24 thoughts on “Why Aristotle and Dante Discover the Secrets of the Universe Won ALL the Book Awards

  1. ezinwanyi13 says:

    I am in the minority but I found this book to be slow. I listened to the audio and I just wanted it to be over 🙁
    I am glad you loved it though and the cover is awesome.

    • YAandWine says:

      Thank you so much!!! I’ve found that A LOT of people really like books and wine. Those are my two favorite things hands down! It’s so fun to find other likeminded people. 🙂

  2. LairOfBooks says:

    Your bookshop is AMAZING for recommending this book to your club! this story still lives within me & alongside More Happy Than Not, I could not have found a more AMAZING author. The writing at first caught me off guard but quickly placed me in the rythm of the words. I can’t wait for the sequel since i’ve heard that we get more of Dante’s perspective. Great review <3!

    • YAandWine says:

      They’re the absolute best. And so is this book! I haven’t read More Happy Than Not yet, but I ADORED History is All You Left Me. I literally squealed when I found out there is a sequel coming out for Aristotle and Dante. Just SO many amazing books in the world anymore.

      • LairOfBooks says:

        If you loved Ari & Dante then you will probably love More Happy Than Not….but HIAYLM does blow it out of the water, still though More Happy Than Not is an AMAZING debut novel for Adam & it hit me in ALLLLL the feels lol, didn’t see it coming which is the best part of that book 😉 I agree, there are so many great books hitting the shelves & I am all for diversity so these books in particular make me happy to be a bookworm <3

  3. Donna says:

    I love it when the writing reflects the characters, so the choppy narrative makes sense to me but I can understand why others wouldn’t like it 🙂 Great review! I haven’t read this book but I see it everywhere!

      • Emma's Library says:

        I haven’t read any Adam Silvera but I’ve seen a lot of anticipated hype for the soon to be released History is All You Left Me. YA Contemporary is just not really something I go for anymore and I’m past wanting to read about the same old clichéd teenage/young adult romances. I just tend to pick up Adult contemporary fiction nowadays.

      • YAandWine says:

        Adult contemporary is fun/important to read too, but I do feel like cliches exist in every form and genre of storytelling. There are some incredible YA authors that are coming out with stories that totally break any kind of mold. Like Saenz, Silvera, Jandy Nelson, and Jennifer Niven. What adult contemporaries are you into?

      • Emma's Library says:

        I know there are clichés everywhere but for some reason they just stick out to me more in YA contemporary. I’ve not really read many Adult contemporaries (I’m more a fantasy/historical fiction/crime/classics reader) but a recent one that sticks in my mind is the Improbability of Love by Hannah Rothschild. It might have a romantic subplot but I really liked it.

      • YAandWine says:

        I’m obviously biased, but I think it depends on which ones you read. I just checked out The Improbability of Love on GoodReads, and it sounds awesome!

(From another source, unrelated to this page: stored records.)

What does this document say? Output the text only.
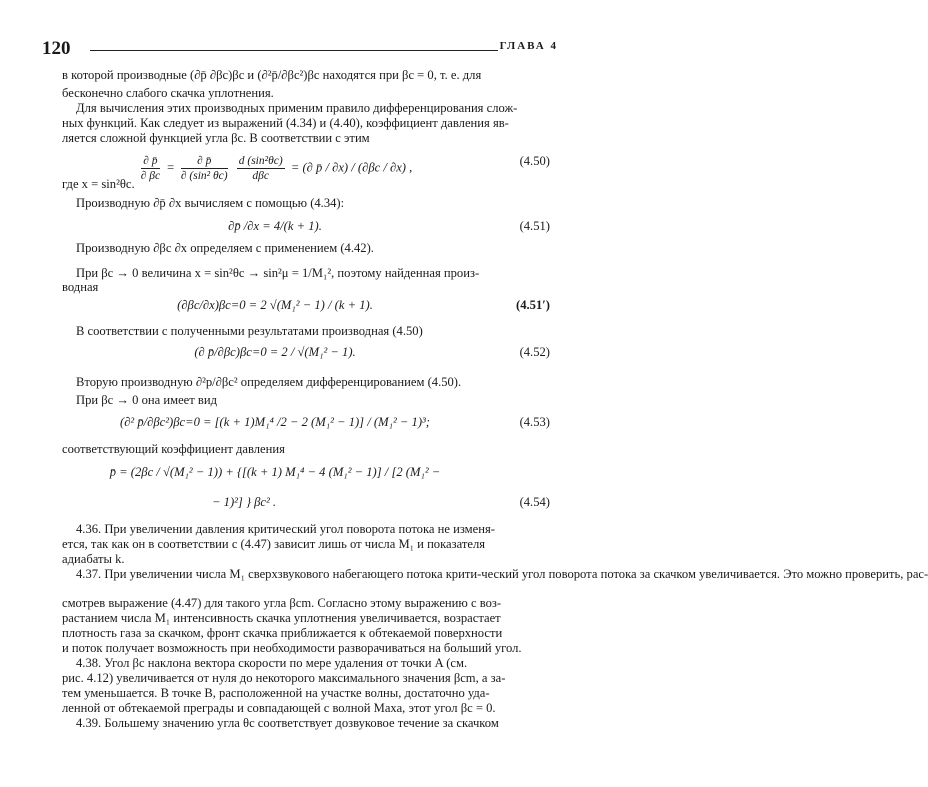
120	ГЛАВА 4
в которой производные (∂p̄ ∂βс)βс и (∂²p̄/∂βс²)βс находятся при βс = 0, т. е. для
бесконечно слабого скачка уплотнения.
Для вычисления этих производных применим правило дифференцирования слож-
ных функций. Как следует из выражений (4.34) и (4.40), коэффициент давления яв-
ляется сложной функцией угла βс. В соответствии с этим
$\frac{\partial p̄}{\partial \beta с} = \frac{\partial p̄}{\text{∂ (sin² θс)}}$
$\frac{\text{d (sin²θс)}}{\text{dβс}}$ = (∂ p̄ / ∂x) / (∂βс / ∂x) ,	(4.50)
где x = sin²θс.
Производную ∂p̄ ∂x вычисляем с помощью (4.34):
∂p̄ /∂x = 4/(k + 1).	(4.51)
Производную ∂βс ∂x определяем с применением (4.42).
При βс → 0 величина x = sin²θс → sin²μ = 1/M₁², поэтому найденная произ-
водная
(∂βс/∂x)βс=0 = 2 √(M₁² − 1) / (k + 1).	(4.51′)
В соответствии с полученными результатами производная (4.50)
(∂ p̄/∂βс)βс=0 = 2 / √(M₁² − 1).	(4.52)
Вторую производную ∂²p/∂βс² определяем дифференцированием (4.50).
При βс → 0 она имеет вид
(∂² p̄/∂βс²)βс=0 = [(k + 1)M₁⁴ /2 − 2 (M₁² − 1)] / (M₁² − 1)³;	(4.53)
соответствующий коэффициент давления
p̄ = (2βс / √(M₁² − 1)) + {[(k + 1) M₁⁴ − 4 (M₁² − 1)] / [2 (M₁² −
− 1)²] } βс² .	(4.54)
4.36. При увеличении давления критический угол поворота потока не изменя-
ется, так как он в соответствии с (4.47) зависит лишь от числа M₁ и показателя
адиабаты k.
4.37. При увеличении числа M₁ сверхзвукового набегающего потока крити-ческий угол поворота потока за скачком увеличивается. Это можно проверить, рас-
смотрев выражение (4.47) для такого угла βсm. Согласно этому выражению с воз-
растанием числа M₁ интенсивность скачка уплотнения увеличивается, возрастает
плотность газа за скачком, фронт скачка приближается к обтекаемой поверхности
и поток получает возможность при необходимости разворачиваться на больший угол.
4.38. Угол βс наклона вектора скорости по мере удаления от точки A (см.
рис. 4.12) увеличивается от нуля до некоторого максимального значения βсm, а за-
тем уменьшается. В точке B, расположенной на участке волны, достаточно уда-
ленной от обтекаемой преграды и совпадающей с волной Маха, этот угол βс = 0.
4.39. Большему значению угла θс соответствует дозвуковое течение за скачком
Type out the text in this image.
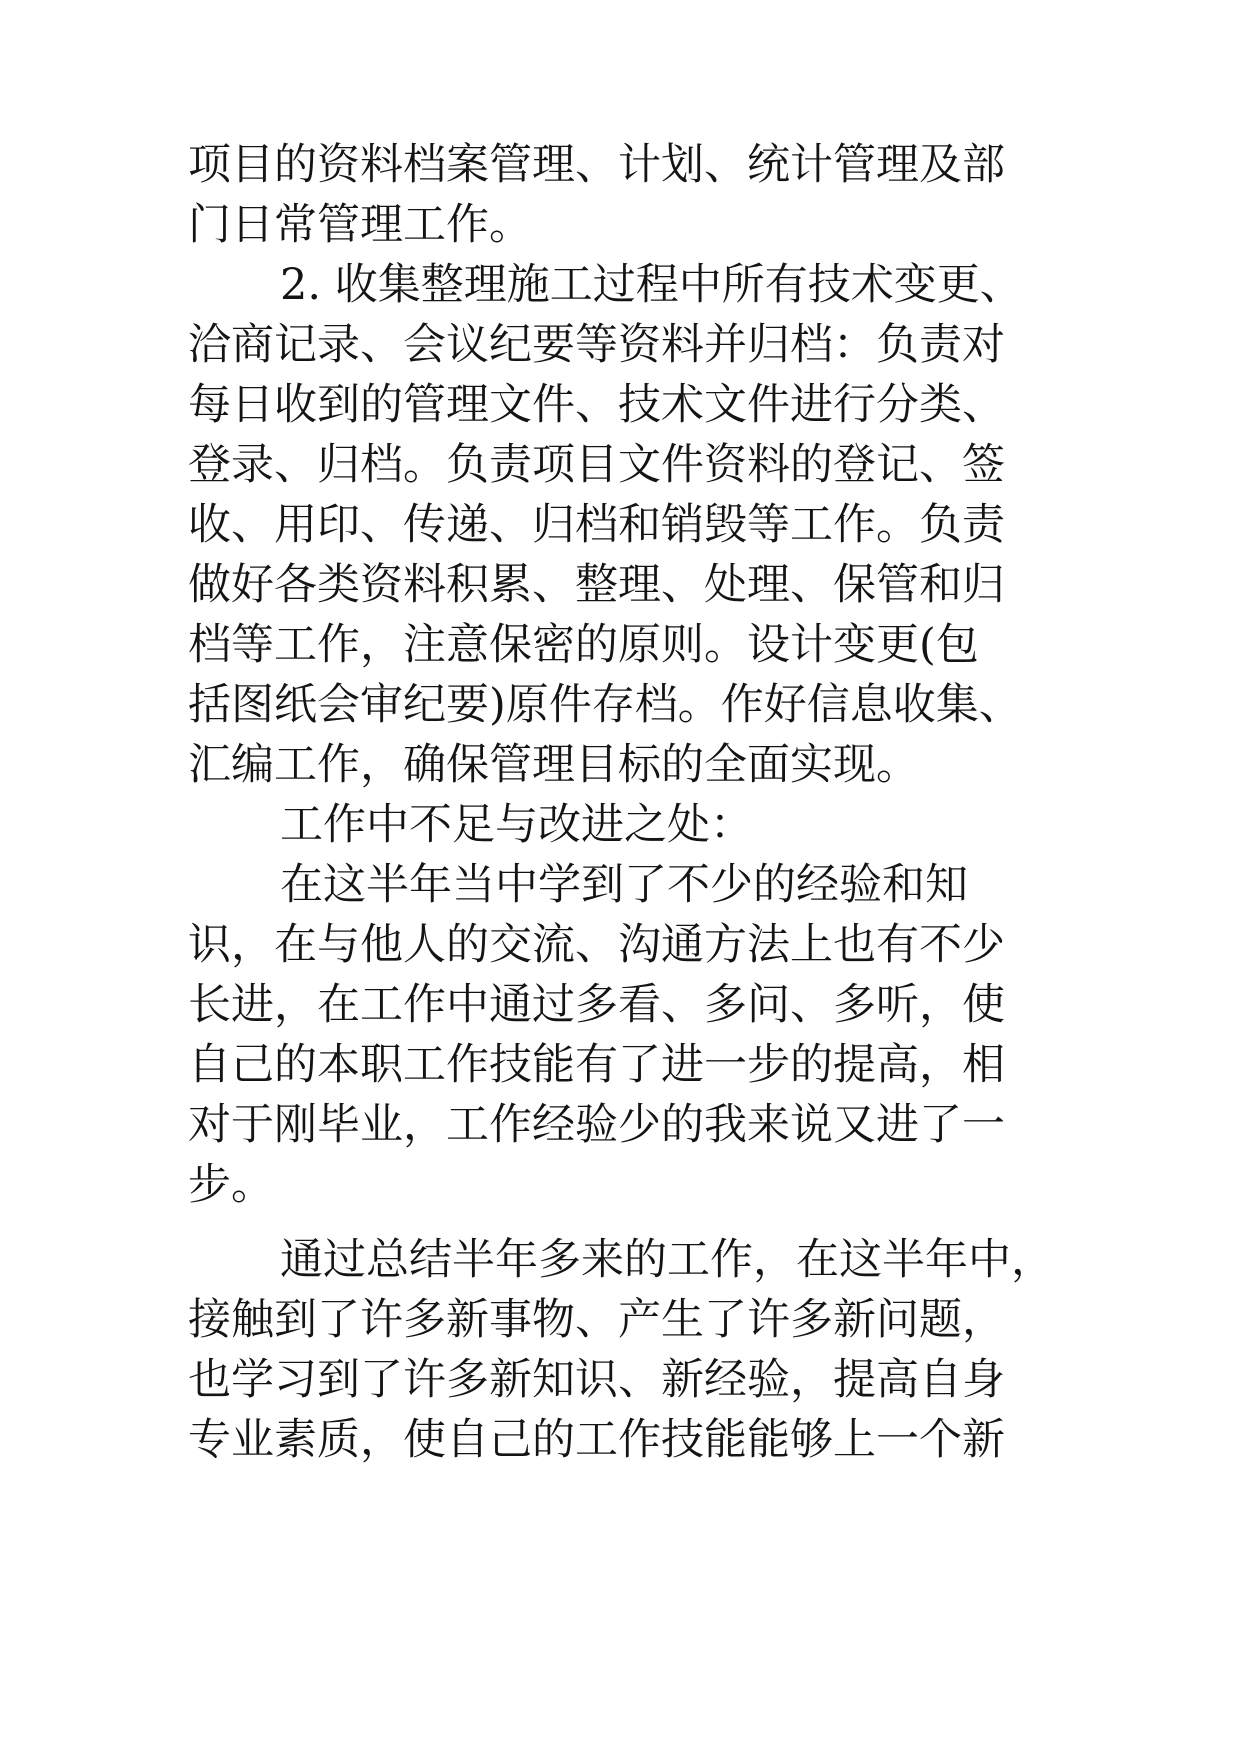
项目的资料档案管理、计划、统计管理及部
门日常管理工作。
2. 收集整理施工过程中所有技术变更、
洽商记录、会议纪要等资料并归档：负责对
每日收到的管理文件、技术文件进行分类、
登录、归档。负责项目文件资料的登记、签
收、用印、传递、归档和销毁等工作。负责
做好各类资料积累、整理、处理、保管和归
档等工作，注意保密的原则。设计变更(包
括图纸会审纪要)原件存档。作好信息收集、
汇编工作，确保管理目标的全面实现。
工作中不足与改进之处：
在这半年当中学到了不少的经验和知
识，在与他人的交流、沟通方法上也有不少
长进，在工作中通过多看、多问、多听，使
自己的本职工作技能有了进一步的提高，相
对于刚毕业，工作经验少的我来说又进了一
步。
通过总结半年多来的工作，在这半年中，
接触到了许多新事物、产生了许多新问题，
也学习到了许多新知识、新经验，提高自身
专业素质，使自己的工作技能能够上一个新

Thanks for the recommendation. 🙂

      • Emma's Library says:

        I mean there are some popular YA Contemporaries that I like but like you said, it depends on what you read. I also just want to read more adult/general fiction anyway because it is what I used to read before discovering YA.


  4. emilymbird says:

    I haven’t read this book yet, but I keep coming back to the beautiful cover. And actually in your review where you discuss the writing style and how some readers found it “choppy” made me want to read it more. Sounds like the kind of writing style I would really like! Adding it to my list!

    • YAandWine says:

      It is a great cover! I thought the writing style was perfect for the book. It fit the character’s communication style so well. I hope you like it as much as I did!